Lib/pickle.py
Source:
cpython 3.14 @ ab2d84fe1023/Lib/pickle.py
pickle serializes Python objects to a byte stream and deserializes them back. It handles arbitrary object graphs including cycles. The pure-Python implementation is replaced at import time by _pickle (written in C) when available. Protocol 5 (Python 3.8+) is the highest protocol and adds out-of-band buffer support.
Map
| Lines | Symbol | Role |
|---|---|---|
| 1-100 | Constants, opcodes | Protocol numbers, opcode bytes |
| 101-300 | Pickler | Serialization; dispatch table |
| 301-600 | Pickler dispatch methods | save_none, save_bool, save_int, save_float, save_bytes, save_str, save_list, save_dict, save_reduce |
| 601-900 | Reduction protocol | save_reduce, __reduce__, __reduce_ex__ |
| 901-1400 | Unpickler | Deserialization; opcode dispatch |
| 1401-1600 | Unpickler dispatch | load_* methods per opcode |
| 1601-1800 | Helper functions, dump/dumps/load/loads | Top-level convenience API |
Reading
Pickle protocol opcodes
The pickle format is a stack-based bytecode. Each opcode pushes, pops, or manipulates items on a virtual stack. The Unpickler executes opcodes until it hits STOP and returns the top of the stack.
Key opcodes include GLOBAL (push a class/function by module and name), REDUCE (call a callable with a tuple of args), BUILD (call __setstate__ on the top object), MARK (push a marker for variable-length collections), DICT (pop items down to the last mark and build a dict), and SETITEMS (update a dict).
Pickler.save_reduce
The central serialization method. Most complex objects are pickled by calling obj.__reduce_ex__(protocol) which returns a tuple (callable, args[, state[, list_items[, dict_items]]]).

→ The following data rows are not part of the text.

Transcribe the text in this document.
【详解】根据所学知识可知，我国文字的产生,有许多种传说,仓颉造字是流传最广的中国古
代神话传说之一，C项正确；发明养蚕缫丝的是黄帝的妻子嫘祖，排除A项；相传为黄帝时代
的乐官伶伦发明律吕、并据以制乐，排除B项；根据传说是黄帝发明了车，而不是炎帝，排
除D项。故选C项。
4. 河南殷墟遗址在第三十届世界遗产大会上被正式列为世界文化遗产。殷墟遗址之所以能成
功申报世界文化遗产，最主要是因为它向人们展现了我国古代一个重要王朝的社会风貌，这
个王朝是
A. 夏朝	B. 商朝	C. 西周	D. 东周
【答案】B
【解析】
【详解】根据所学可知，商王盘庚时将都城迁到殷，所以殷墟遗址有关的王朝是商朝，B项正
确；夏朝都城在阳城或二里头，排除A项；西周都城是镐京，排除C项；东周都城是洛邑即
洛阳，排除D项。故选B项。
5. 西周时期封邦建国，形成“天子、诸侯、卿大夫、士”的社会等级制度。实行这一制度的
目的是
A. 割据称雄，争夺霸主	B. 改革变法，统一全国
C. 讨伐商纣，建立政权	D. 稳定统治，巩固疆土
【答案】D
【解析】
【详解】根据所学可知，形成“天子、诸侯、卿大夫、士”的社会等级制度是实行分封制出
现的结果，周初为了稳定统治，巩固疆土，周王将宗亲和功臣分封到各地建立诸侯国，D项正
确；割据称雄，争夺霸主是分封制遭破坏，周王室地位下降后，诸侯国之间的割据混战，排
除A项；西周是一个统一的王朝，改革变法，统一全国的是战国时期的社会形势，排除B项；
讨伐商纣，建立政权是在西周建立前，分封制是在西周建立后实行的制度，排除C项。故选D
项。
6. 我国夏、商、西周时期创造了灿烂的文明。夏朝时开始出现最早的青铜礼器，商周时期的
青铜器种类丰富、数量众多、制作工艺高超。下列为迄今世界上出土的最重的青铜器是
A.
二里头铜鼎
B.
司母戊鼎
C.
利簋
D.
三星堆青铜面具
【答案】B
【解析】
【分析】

# CPython: Lib/pickle.py:420 Pickler.save_reduce
def save_reduce(self, func, args, state=None, listitems=None,
dictitems=None, state_setter=None, obj=None):
...
save(func)
save(args)
write(REDUCE)
if obj is not None:
if id(obj) not in self.memo:
self.memoize(obj)
if state is not None:
self._save_reduce_override_state(state, obj, state_setter)
...
Memoization and cycles
Pickler.memo is a dict mapping id(obj) to (memo_id, obj). When an object is serialized, it is memoized. If the same object appears again, a GET opcode references the memo slot instead of re-serializing, enabling cycle handling.

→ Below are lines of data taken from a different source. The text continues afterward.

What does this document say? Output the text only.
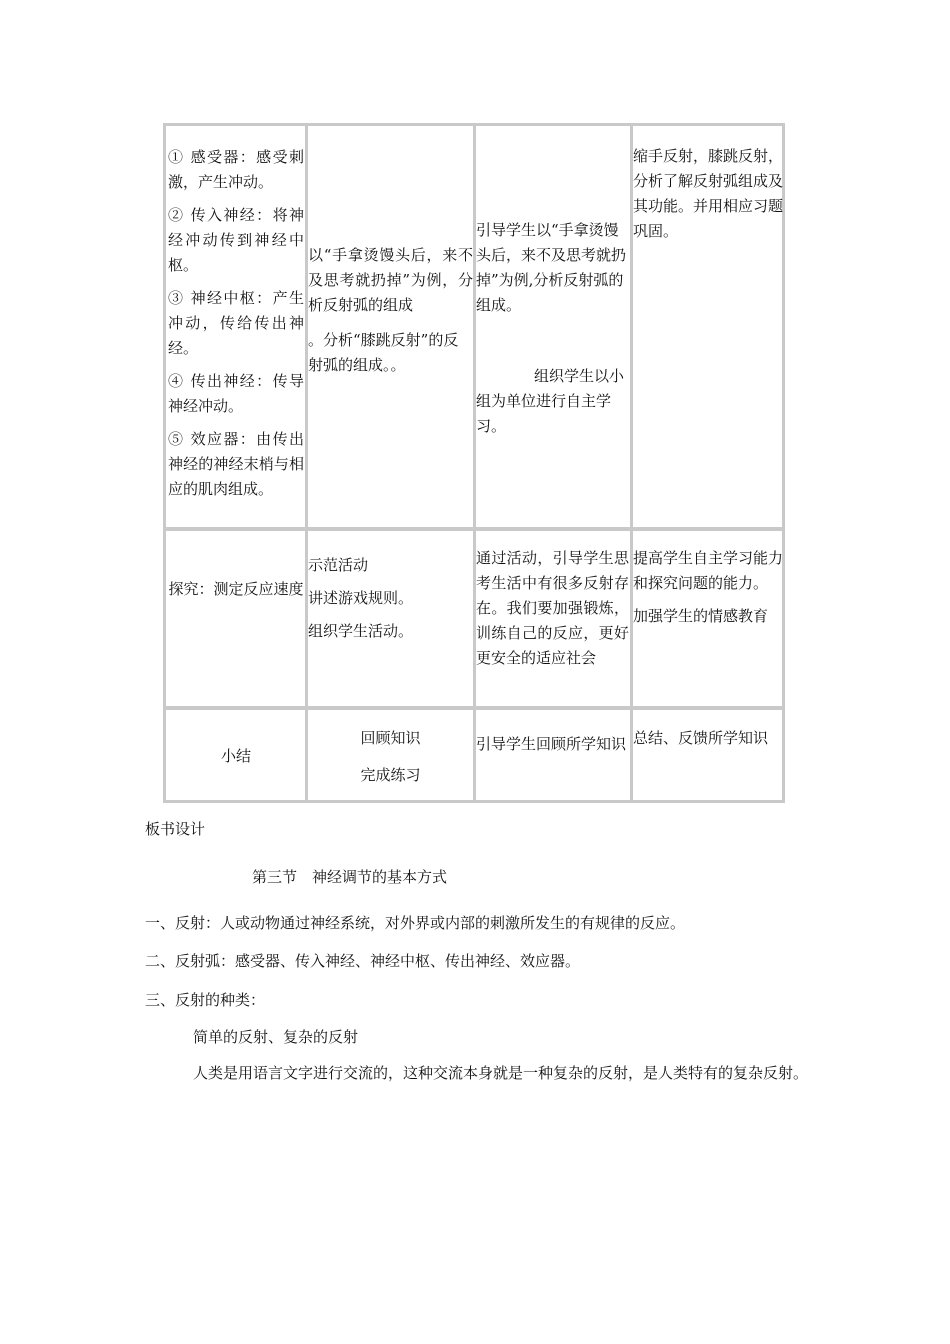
① 感受器：感受刺激，产生冲动。

② 传入神经：将神经冲动传到神经中枢。

③ 神经中枢：产生冲动，传给传出神经。

④ 传出神经：传导神经冲动。

⑤ 效应器：由传出神经的神经末梢与相应的肌肉组成。

以“手拿烫馒头后，来不及思考就扔掉”为例，分析反射弧的组成

。分析“膝跳反射”的反射弧的组成。。

引导学生以“手拿烫馒头后，来不及思考就扔掉”为例,分析反射弧的组成。

组织学生以小组为单位进行自主学习。

缩手反射，膝跳反射，分析了解反射弧组成及其功能。并用相应习题巩固。

探究：测定反应速度

示范活动

讲述游戏规则。

组织学生活动。

通过活动，引导学生思考生活中有很多反射存在。我们要加强锻炼，训练自己的反应，更好更安全的适应社会

提高学生自主学习能力和探究问题的能力。

加强学生的情感教育

小结

回顾知识

完成练习

引导学生回顾所学知识 总结、反馈所学知识

板书设计
第三节　神经调节的基本方式
一、反射：人或动物通过神经系统，对外界或内部的刺激所发生的有规律的反应。
二、反射弧：感受器、传入神经、神经中枢、传出神经、效应器。
三、反射的种类：
简单的反射、复杂的反射
人类是用语言文字进行交流的，这种交流本身就是一种复杂的反射，是人类特有的复杂反射。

# CPython: Lib/pickle.py:247 Pickler.memoize
def memoize(self, obj):
assert id(obj) not in self.memo
idx = len(self.memo)
self.memo[id(obj)] = idx, obj
self.write(self.put(idx))
__reduce_ex__ protocol
Objects implement pickling by defining __reduce__ or __reduce_ex__. The default object.__reduce_ex__ uses copyreg.__newobj__ and __getstate__/__setstate__ for new-style classes, or object.__reduce__ for the fallback.

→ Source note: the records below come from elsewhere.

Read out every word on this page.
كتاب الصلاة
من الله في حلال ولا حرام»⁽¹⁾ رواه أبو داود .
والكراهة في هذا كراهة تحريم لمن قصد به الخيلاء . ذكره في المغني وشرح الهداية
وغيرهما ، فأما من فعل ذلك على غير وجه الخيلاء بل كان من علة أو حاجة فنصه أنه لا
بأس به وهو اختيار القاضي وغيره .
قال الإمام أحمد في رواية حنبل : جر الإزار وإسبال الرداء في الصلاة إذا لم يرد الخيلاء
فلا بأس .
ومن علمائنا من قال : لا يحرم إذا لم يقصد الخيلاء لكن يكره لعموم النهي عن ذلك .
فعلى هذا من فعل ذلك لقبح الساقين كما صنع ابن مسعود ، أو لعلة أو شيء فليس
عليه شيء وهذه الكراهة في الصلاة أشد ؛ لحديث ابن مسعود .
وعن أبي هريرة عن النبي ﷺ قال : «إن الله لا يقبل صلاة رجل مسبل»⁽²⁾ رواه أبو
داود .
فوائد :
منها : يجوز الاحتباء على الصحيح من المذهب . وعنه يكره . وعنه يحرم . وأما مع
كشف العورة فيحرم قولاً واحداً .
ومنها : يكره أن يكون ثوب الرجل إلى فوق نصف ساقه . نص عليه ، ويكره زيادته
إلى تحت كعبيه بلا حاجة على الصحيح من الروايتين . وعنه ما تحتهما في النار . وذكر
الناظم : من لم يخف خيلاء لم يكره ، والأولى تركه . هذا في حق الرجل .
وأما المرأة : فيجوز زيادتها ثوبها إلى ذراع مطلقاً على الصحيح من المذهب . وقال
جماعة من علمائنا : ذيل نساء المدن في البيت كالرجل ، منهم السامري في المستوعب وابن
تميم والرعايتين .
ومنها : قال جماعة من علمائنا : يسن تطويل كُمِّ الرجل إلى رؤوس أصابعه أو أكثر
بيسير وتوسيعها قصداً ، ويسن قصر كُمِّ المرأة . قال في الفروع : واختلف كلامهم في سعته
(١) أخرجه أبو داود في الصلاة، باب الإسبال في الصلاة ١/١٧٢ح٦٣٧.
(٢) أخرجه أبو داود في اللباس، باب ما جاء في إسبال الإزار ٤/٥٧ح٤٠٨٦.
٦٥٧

Protocol 5: out-of-band buffers
Protocol 5 adds PickleBuffer for zero-copy serialization of large binary data (e.g., NumPy arrays). The pickler calls the buffer_callback instead of inlining the data, allowing the caller to transmit the buffer via a separate channel.
gopy notes
Status: not yet ported. pickle is a critical dependency for shelve, multiprocessing, and many frameworks. A gopy port requires implementing the full opcode dispatch for both Pickler and Unpickler. Protocol 2 compatibility is the minimum viable target since it supports __reduce_ex__ with __newobj__. Protocols 4 and 5 require FRAME and PickleBuffer support.